Forward

Tonight, a wind so loud my son mistakes it for rain, not the crash of dry leaves on siding or patio door, the scrape of them on sidewalks as they scuttle and shuffle and scatter, catching in the evergreen’s branches or in the hedges lining all those patio fences. At the end of the street birch wears fall best, leaves yellowed and half fallen. Drab summer would hide them in green; here, trunks are stark and edged with black. I like them best when bracketing highways, a copse of white fading into fog like last Saturday morning before the rain came, when veins of leaves and their sudden bright were best seen on sidewalks, their bodies’ paper made translucent by water.

In a small room that morning a poet spoke of how we write from trauma, and I think maybe all I am doing here is unlearning his. Not how yet to move on, though a woman in a bar tells me time and a man in another tells me body, maybe his, maybe someone else’s, maybe a succession of skin I learn like those leaves, as if by learning how to be vulnerable with body I can learn again how to risk heart.

They are answering what I ask, but it’s still the wrong question, which is not how to move on but instead what did I learn. Here the answer is simple—who I don’t want to be. How best not to hold a heart. How best not to say goodbye. How to try to not wound.
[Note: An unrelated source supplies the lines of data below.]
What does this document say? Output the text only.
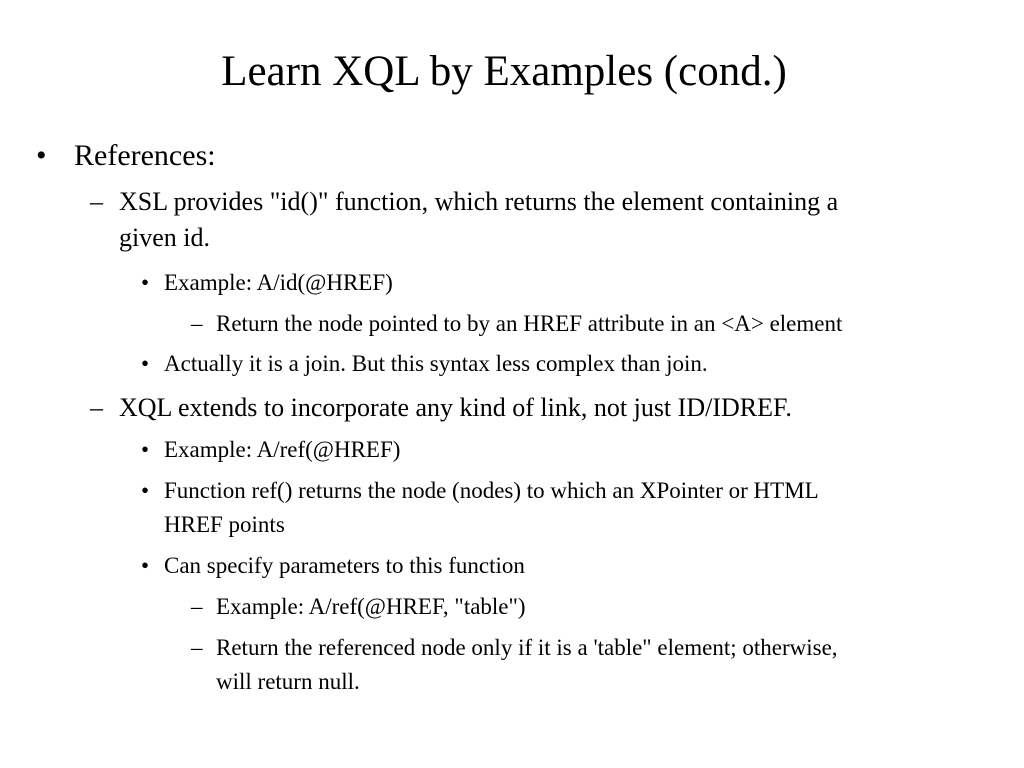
Learn XQL by Examples (cond.)
• References:
– XSL provides "id()" function, which returns the element containing a
given id.
• Example: A/id(@HREF)
– Return the node pointed to by an HREF attribute in an <A> element
• Actually it is a join. But this syntax less complex than join.
– XQL extends to incorporate any kind of link, not just ID/IDREF.
• Example: A/ref(@HREF)
• Function ref() returns the node (nodes) to which an XPointer or HTML
HREF points
• Can specify parameters to this function
– Example: A/ref(@HREF, "table")
– Return the referenced node only if it is a 'table" element; otherwise,
will return null.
I wish to break no one. To love those in my life like these leaves in all kinds of weather, half crumpled or whole or bright with color, sodden in summer or barely hanging on in fall, to love them like these leaves in all their shapes and varying degrees of wholeness, to just love them.

And if this is all I have learned in the past year, then perhaps it doesn’t matter if I have moved on because I have instead, at least, learned to move forward. To let the inevitable pull of something take up space in me, reshape the core of me, just like autumn and those leaves. Those red. Those brown. Those windblown and beautiful. Those ever changing. To move forward, like leaves.